Add to the water phase. Heat-tolerant (the gel can go in the heated water phase or cool-down), but cool-down preserves more of the heat-sensitive enzymes and amino acids.

Usage range depends entirely on the form:

  • Fresh aloe juice (100%): up to 50% replacement of water in the formula; preserve robustly
  • 1x aloe extract: 5-50% of the formula
  • 10x aloe extract: 0.5-5%
  • 200x powder reconstituted at 0.5%: use 5-50% of the reconstituted solution
  • 200x powder direct (NOT reconstituted): 0.1-0.5% — equivalent to 20-100% of regular aloe juice

Electrolyte interaction. Aloe is rich in mineral salts. High-aloe formulas (above 20% aloe juice) can destabilize emulsions made with electrolyte-sensitive emulsifiers. Use a robust emulsifier (BTMS, glyceryl stearate, Olivem 1000) for high-aloe products.

pH range: stable around pH 4-5 (the natural pH of aloe juice). Plays well with most actives.

Preservation is critical. Fresh aloe juice and reconstituted solutions are water-rich and bacterially friendly. Use a broad-spectrum preservative (Liquid Germall Plus, Cosgard, Optiphen) at the full recommended percentage.

Best for / Worst for

Best for: after-sun gels, post-shave balms, sensitive-skin lotions, eczema-supportive formulas, post-procedure aftercare (laser, peel, microneedling), summer body sprays, scalp products for irritated scalps, natural-positioning skincare.
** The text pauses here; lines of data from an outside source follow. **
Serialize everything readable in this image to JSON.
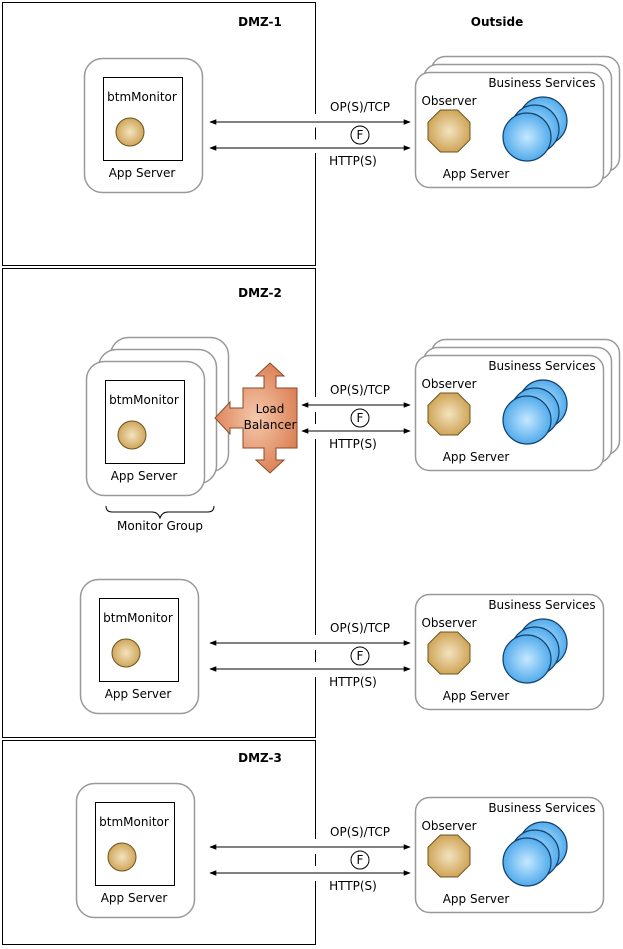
{
  "zones": {
    "dmz1": "DMZ-1",
    "dmz2": "DMZ-2",
    "dmz3": "DMZ-3",
    "outside": "Outside"
  },
  "labels": {
    "btm_monitor": "btmMonitor",
    "app_server": "App Server",
    "observer": "Observer",
    "business_services": "Business Services",
    "op_tcp": "OP(S)/TCP",
    "http": "HTTP(S)",
    "firewall": "F",
    "load_balancer_line1": "Load",
    "load_balancer_line2": "Balancer",
    "monitor_group": "Monitor Group"
  },
  "colors": {
    "monitor": "#d9b56a",
    "observer": "#d9b56a",
    "service": "#5ab4f0",
    "load_balancer": "#e69a72",
    "border": "#999999"
  }
}
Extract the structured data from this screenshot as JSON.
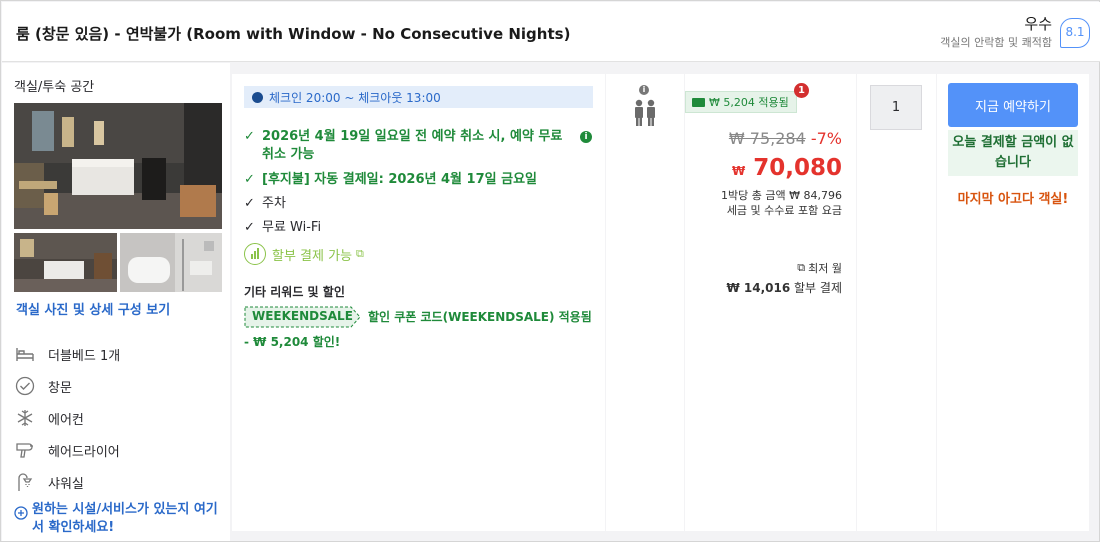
{
  "header": {
    "room_title": "룸 (창문 있음) - 연박불가 (Room with Window - No Consecutive Nights)",
    "rating_word": "우수",
    "rating_sub": "객실의 안락함 및 쾌적함",
    "rating_score": "8.1"
  },
  "left": {
    "title": "객실/투숙 공간",
    "photo_link": "객실 사진 및 상세 구성 보기",
    "amenities": [
      {
        "label": "더블베드 1개",
        "icon": "bed-icon"
      },
      {
        "label": "창문",
        "icon": "window-check-icon"
      },
      {
        "label": "에어컨",
        "icon": "snowflake-icon"
      },
      {
        "label": "헤어드라이어",
        "icon": "hairdryer-icon"
      },
      {
        "label": "샤워실",
        "icon": "shower-icon"
      }
    ],
    "more_link": "원하는 시설/서비스가 있는지 여기서 확인하세요!"
  },
  "middle": {
    "checkin_text": "체크인 20:00 ~ 체크아웃 13:00",
    "features": [
      {
        "text": "2026년 4월 19일 일요일 전 예약 취소 시, 예약 무료 취소 가능",
        "style": "green"
      },
      {
        "text": "[후지불] 자동 결제일: 2026년 4월 17일 금요일",
        "style": "green"
      },
      {
        "text": "주차",
        "style": "plain"
      },
      {
        "text": "무료 Wi-Fi",
        "style": "plain"
      }
    ],
    "installment": "할부 결제 가능",
    "other_title": "기타 리워드 및 할인",
    "coupon_code": "WEEKENDSALE",
    "coupon_text": "할인 쿠폰 코드(WEEKENDSALE) 적용됨",
    "coupon_text2": "- ₩ 5,204 할인!"
  },
  "price": {
    "saving_badge": "₩ 5,204 적용됨",
    "notification_count": "1",
    "original_price": "₩ 75,284",
    "discount": "-7%",
    "currency": "₩",
    "final_price": "70,080",
    "per_night_line": "1박당 총 금액 ₩ 84,796",
    "tax_line": "세금 및 수수료 포함 요금",
    "monthly_label": "최저 월",
    "monthly_amount": "₩ 14,016",
    "monthly_suffix": "할부 결제"
  },
  "quantity": {
    "value": "1"
  },
  "booking": {
    "book_button": "지금 예약하기",
    "pay_note": "오늘 결제할 금액이 없습니다",
    "last_room": "마지막 아고다 객실!"
  },
  "colors": {
    "accent_blue": "#5392f9",
    "link_blue": "#2a69c9",
    "price_red": "#e4332d",
    "green": "#1f8a3a",
    "orange": "#d8540f"
  }
}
Worst for: formulas requiring electrolyte-sensitive emulsifiers in high concentrations, anhydrous balms (it is water-based), products marketed as “ingredient-minimal” (aloe contains 200+ compounds), people with confirmed Liliaceae or Aloe allergy (rare but exists).

Common pitfalls

Confusing 200x powder with regular aloe. Adding 1% “aloe powder” to a formula thinking it equals 1% aloe juice gives you 200% concentration — far too much, and often emulsion-destabilizing.

Using kitchen aloe gel from a fresh plant. The fresh gel is not preserved, contains aloin (a potential irritant from the outer leaf), and is microbiologically unstable. For cosmetic use, buy supplier aloe that has been decolorized and preserved.
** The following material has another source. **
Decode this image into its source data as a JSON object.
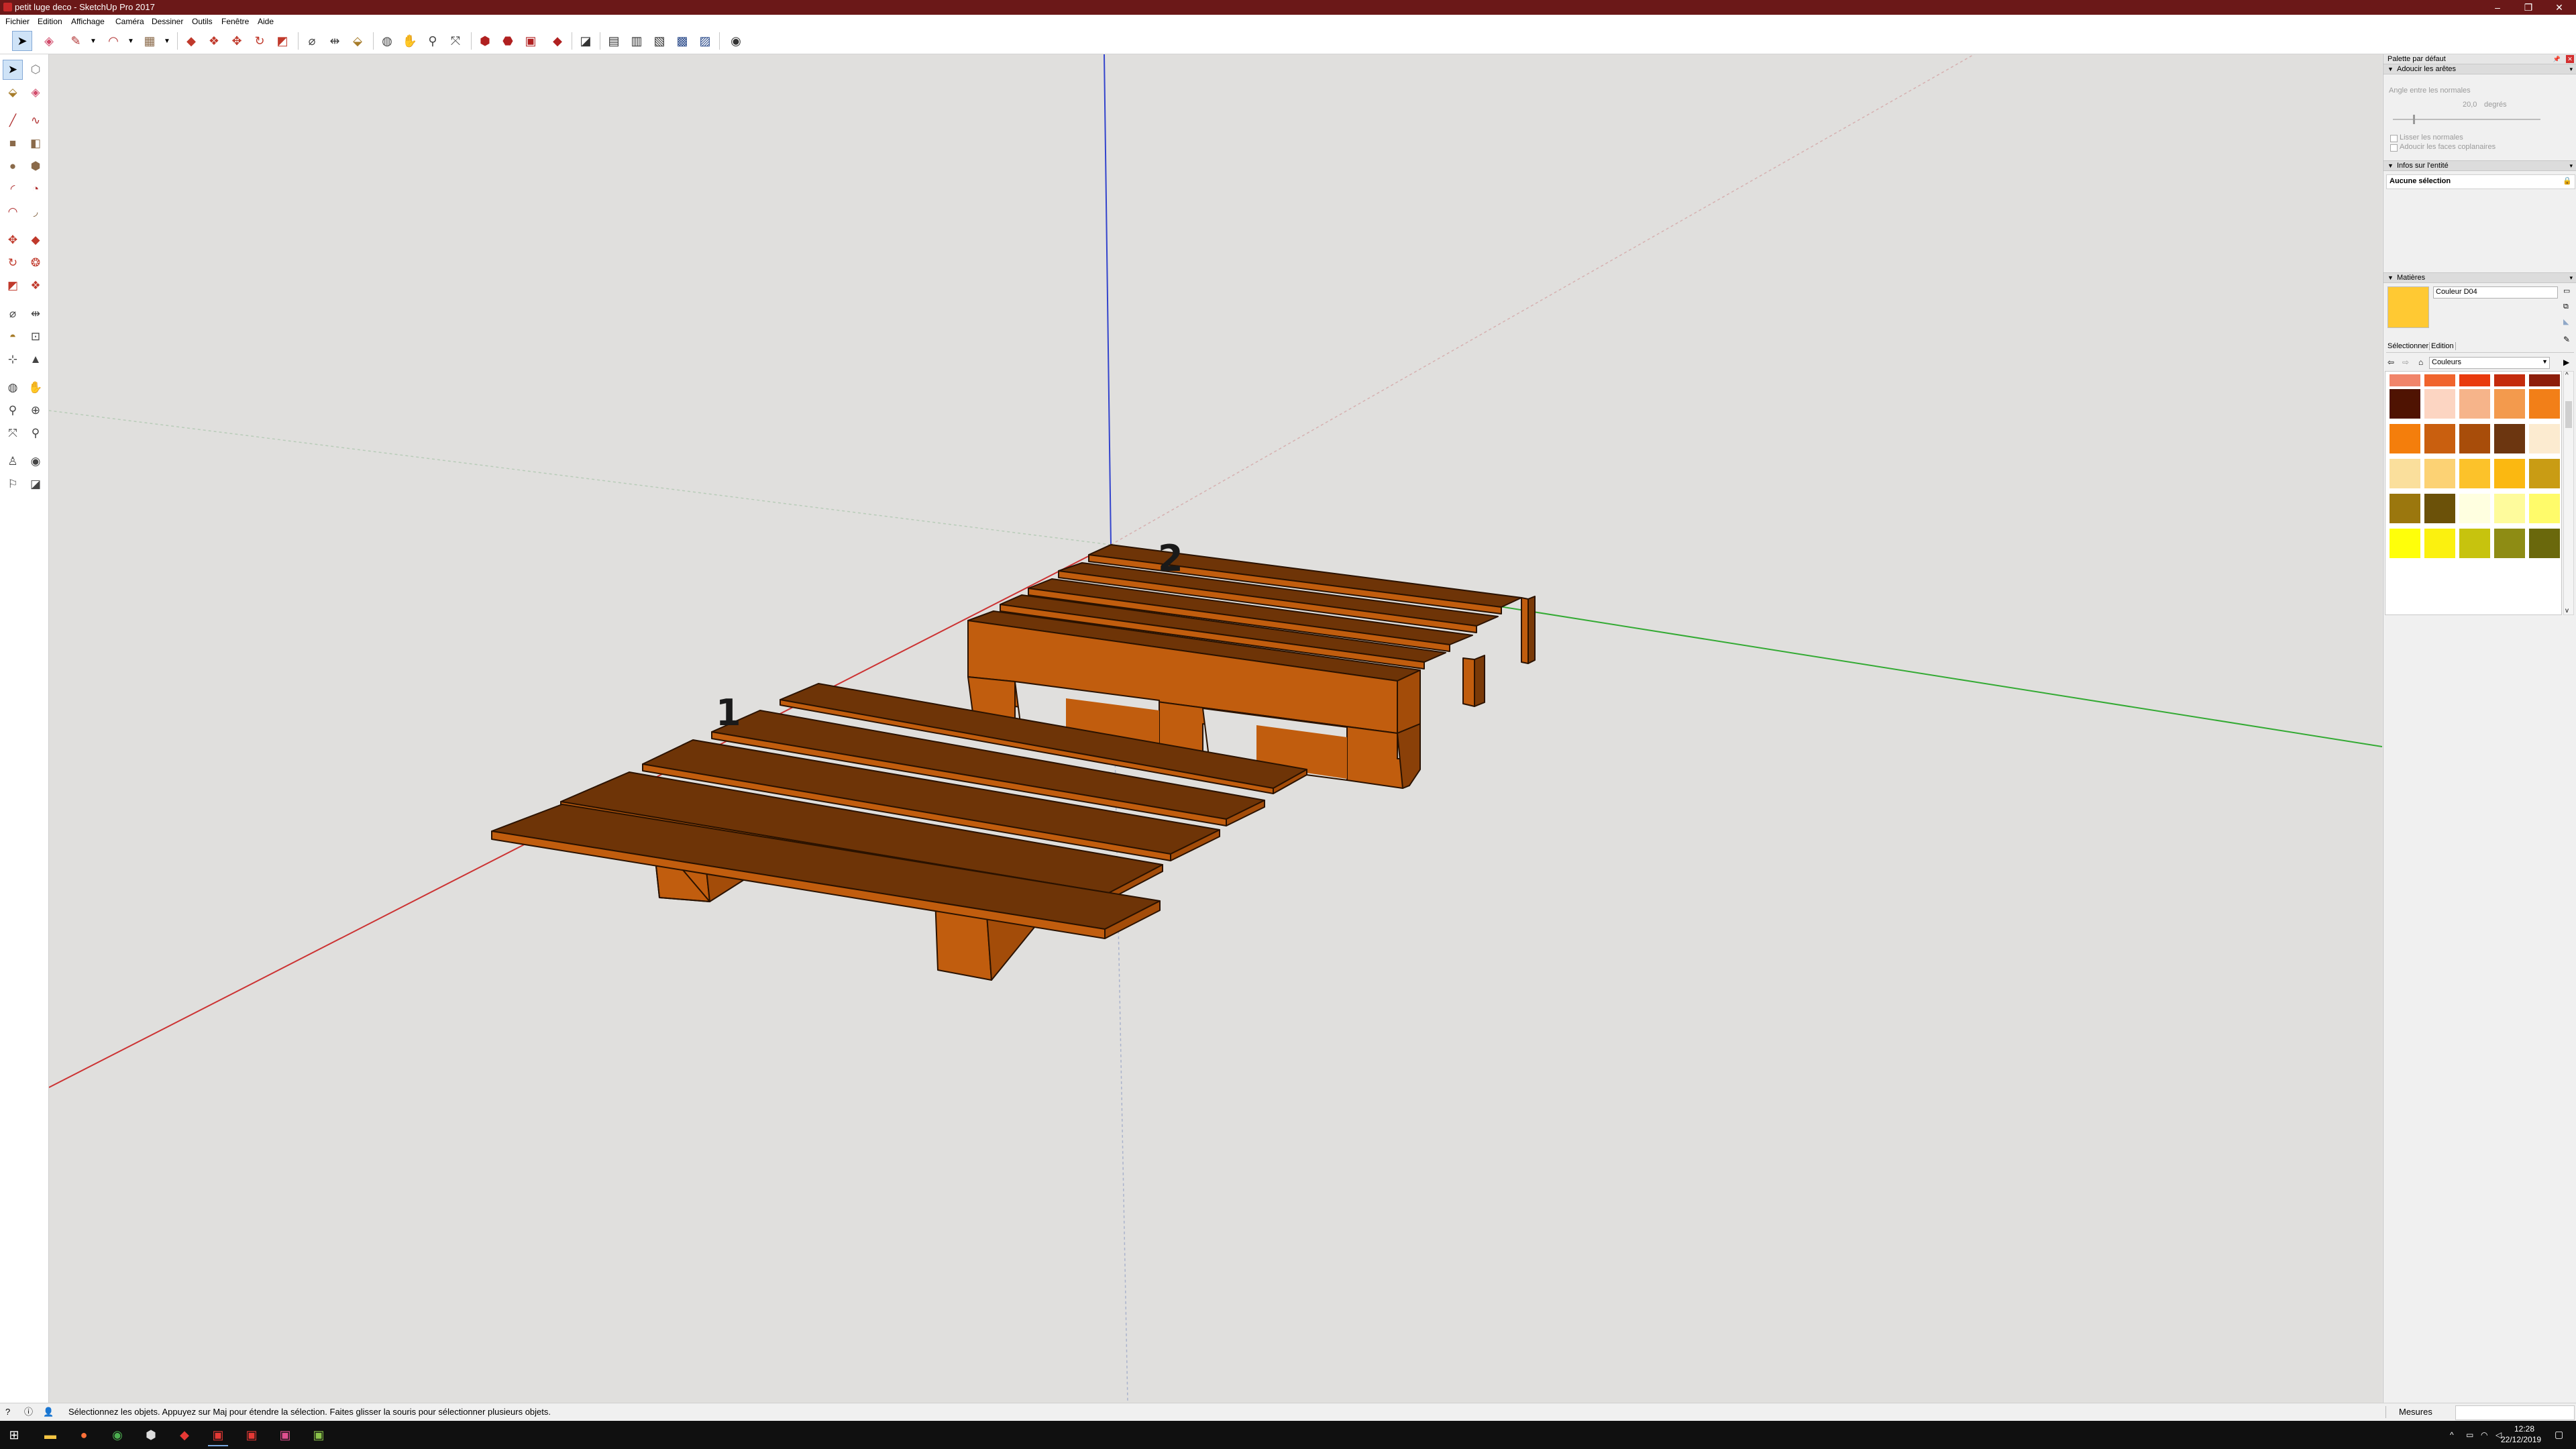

Skipping the preservative for fresh juice. Aloe juice is mostly water — it will grow bacteria within days at room temperature. Always preserve.

Heat-processing for fancy claims. The vitamins and enzymes in aloe are heat-sensitive. If you heat aloe to 70°C+ you destroy much of the “natural goodness” you bought it for. Cool-down processing preserves more.

Stacking aloe with electrolyte-sensitive emulsifiers. High-aloe emulsions made with Olivem 1000 or some Montanov systems may thin or destabilize. Choose a robust emulsifier or use lower aloe percentages.

Substitutes

  • Cucumber extract (Cucumis sativus) — overlapping cooling and soothing, milder.
  • Centella asiatica extract — different active profile, similar wound-supportive role.
  • Allantoin — pure soothing without the polysaccharide complexity.
  • Calendula extract — botanical alternative for sensitive and post-procedure skin.
  • Sodium PCA + hyaluronic acid blend — for the hydration component without the botanical complexity.
  • Witch hazel — for the cooling/astringent angle (different mechanism).